Je suis personnellement quelque peu gênée par l'appréciation de la Cour qui, à mon sens, pour caractériser le harcèlement moral, s'est contentée de caractériser des agissements répétés ayant pour effet une dégradation des conditions de travail ayant altéré la santé physique du salarié concerné, sans précisément caractériser des agissements répétés de harcèlement moral.

Si le mépris des préconisations du médecin du travail est critiquable, je m'interroge sur la compatibilité entre le fait de ne pas respecter ces préconisations et la notion de harcèlement moral ...

La Cour de Cassation n'a-t-elle pas cherché à alourdir la sanction pour un employeur peu scrupuleux des préconisations de son médecin du travail, afin de renforcer l'obligation générale de sécurité ?

Une telle décision me semble cependant bien éloignée de la réalité car elle fait fi des réalités économiques et des éventuelles impossibilités pratiques pour l'employeur de mettre en oeuvre les préconisations du médecin du travail.

Non seulement un avis d'aptitude assorti des réserves les plus grandes ne peut être assimilé à un avis d'inaptitude, mais en outre, ne pas respecter ces réserves peut être constitutif de harcèlement moral.

Le médecin du travail paraît se réfugier derrière de tels avis de peur d'être responsable d'une rupture de contrat pour inaptitude.
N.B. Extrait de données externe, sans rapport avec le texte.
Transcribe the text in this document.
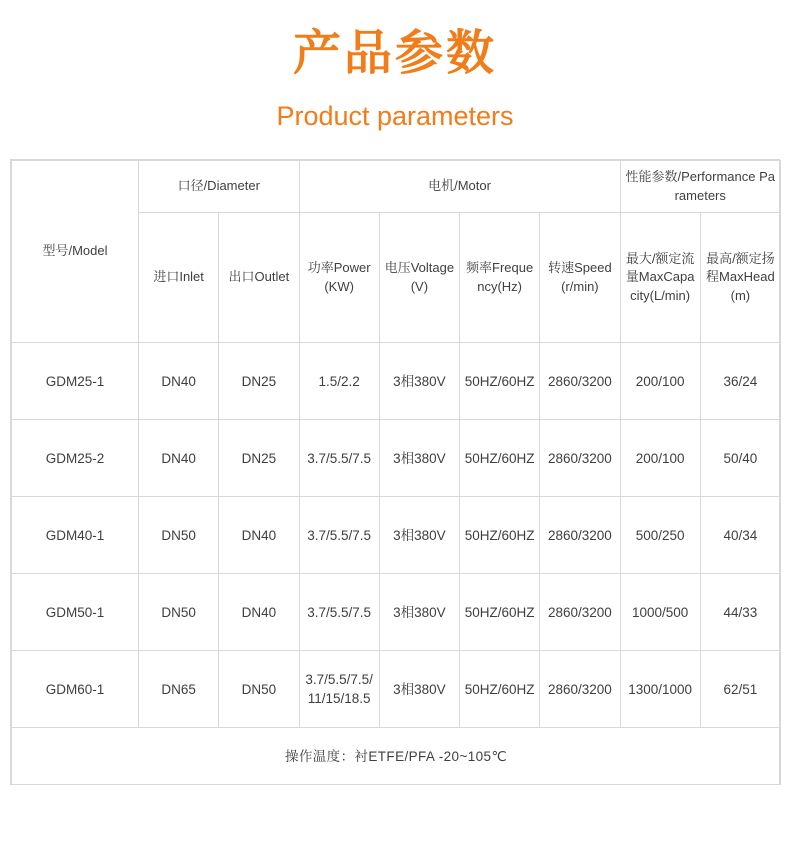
产品参数
Product parameters
型号/Model	口径/Diameter		电机/Motor				性能参数/Performance Parameters	
	进口Inlet	出口Outlet	功率Power(KW)	电压Voltage(V)	频率Frequency(Hz)	转速Speed(r/min)	最大/额定流量MaxCapacity(L/min)	最高/额定扬程MaxHead(m)
GDM25-1	DN40	DN25	1.5/2.2	3相380V	50HZ/60HZ	2860/3200	200/100	36/24
GDM25-2	DN40	DN25	3.7/5.5/7.5	3相380V	50HZ/60HZ	2860/3200	200/100	50/40
GDM40-1	DN50	DN40	3.7/5.5/7.5	3相380V	50HZ/60HZ	2860/3200	500/250	40/34
GDM50-1	DN50	DN40	3.7/5.5/7.5	3相380V	50HZ/60HZ	2860/3200	1000/500	44/33
GDM60-1	DN65	DN50	3.7/5.5/7.5/11/15/18.5	3相380V	50HZ/60HZ	2860/3200	1300/1000	62/51
操作温度：衬ETFE/PFA -20~105℃								
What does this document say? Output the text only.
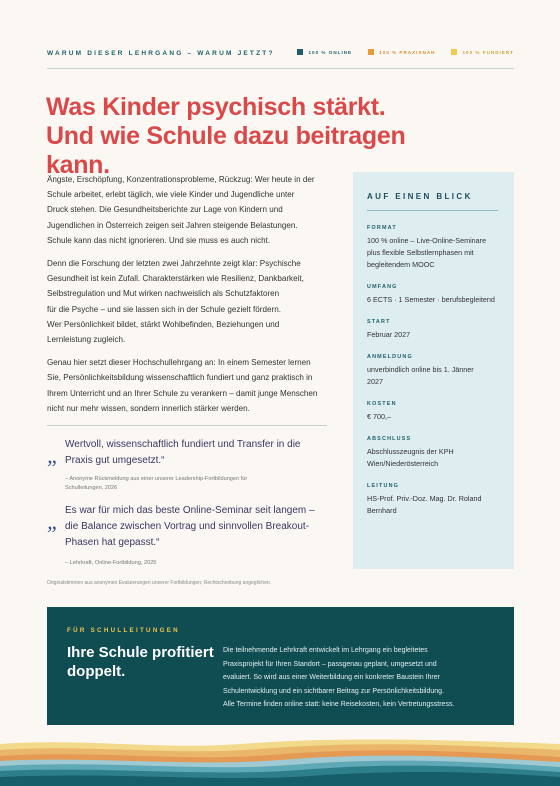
WARUM DIESER LEHRGANG – WARUM JETZT?	100 % ONLINE	100 % PRAXISNAH	100 % FUNDIERT
Was Kinder psychisch stärkt.
Und wie Schule dazu beitragen kann.

Ängste, Erschöpfung, Konzentrationsprobleme, Rückzug: Wer heute in der
Schule arbeitet, erlebt täglich, wie viele Kinder und Jugendliche unter
Druck stehen. Die Gesundheitsberichte zur Lage von Kindern und
Jugendlichen in Österreich zeigen seit Jahren steigende Belastungen.
Schule kann das nicht ignorieren. Und sie muss es auch nicht.

Denn die Forschung der letzten zwei Jahrzehnte zeigt klar: Psychische
Gesundheit ist kein Zufall. Charakterstärken wie Resilienz, Dankbarkeit,
Selbstregulation und Mut wirken nachweislich als Schutzfaktoren
für die Psyche – und sie lassen sich in der Schule gezielt fördern.
Wer Persönlichkeit bildet, stärkt Wohlbefinden, Beziehungen und
Lernleistung zugleich.

Genau hier setzt dieser Hochschullehrgang an: In einem Semester lernen
Sie, Persönlichkeitsbildung wissenschaftlich fundiert und ganz praktisch in
Ihrem Unterricht und an Ihrer Schule zu verankern – damit junge Menschen
nicht nur mehr wissen, sondern innerlich stärker werden.

„ Wertvoll, wissenschaftlich fundiert und Transfer in die
Praxis gut umgesetzt.“
– Anonyme Rückmeldung aus einer unserer Leadership-Fortbildungen für
Schulleitungen, 2026
„ Es war für mich das beste Online-Seminar seit langem –
die Balance zwischen Vortrag und sinnvollen Breakout-
Phasen hat gepasst.“
– Lehrkraft, Online-Fortbildung, 2025
Originalstimmen aus anonymen Evaluierungen unserer Fortbildungen; Rechtschreibung angeglichen.
AUF EINEN BLICK
FORMAT
100 % online – Live-Online-Seminare
plus flexible Selbstlernphasen mit
begleitendem MOOC
UMFANG
6 ECTS · 1 Semester · berufsbegleitend
START
Februar 2027
ANMELDUNG
unverbindlich online bis 1. Jänner
2027
KOSTEN
€ 700,–
ABSCHLUSS
Abschlusszeugnis der KPH
Wien/Niederösterreich
LEITUNG
HS-Prof. Priv.-Doz. Mag. Dr. Roland
Bernhard
FÜR SCHULLEITUNGEN
Ihre Schule profitiert
doppelt.
Die teilnehmende Lehrkraft entwickelt im Lehrgang ein begleitetes
Praxisprojekt für Ihren Standort – passgenau geplant, umgesetzt und
evaluiert. So wird aus einer Weiterbildung ein konkreter Baustein Ihrer
Schulentwicklung und ein sichtbarer Beitrag zur Persönlichkeitsbildung.
Alle Termine finden online statt: keine Reisekosten, kein Vertretungsstress.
La Cour de Cassation, sur le sacro-saint principe d'obligation de sécurité, qualifie de harcèlement moral l'irrespect des avis parfois ubuesques du médecin du travail.

En définitive, sous couvert de protéger la santé du salarié, la situation mise en place par le médecin du travail et consacrée par la Cour de Cassation est en pratique intenable pour l'employeur.

Par ailleurs, il me semble que cette motivation consacre une extension illimitée du champ du harcèlement moral car désormais tous les agissements répétés de l'employeur, quels qu'ils soient, dès lors qu'ils ont pour effet une dégradation des conditions de travail susceptibles de porter atteinte aux droits et à la dignité des salariés, d'altérer leur santé physique ou mentale ou de compromettre leur avenir professionnel peuvent être qualifiés de harcèlement moral.

Suffira-t-il de faire état d'un agissement répété de l'employeur et d'une dégradation des conditions de travail pour qualifier un harcèlement moral ?

Dès lors qu'une certaine continuité dans les décisions de l'employeur est le gage même de la stabilité sociale et que la dégradation des conditions de travail peut être éminemment subjective, la Cour de Cassation promet de beaux jours au contentieux dans ce domaine.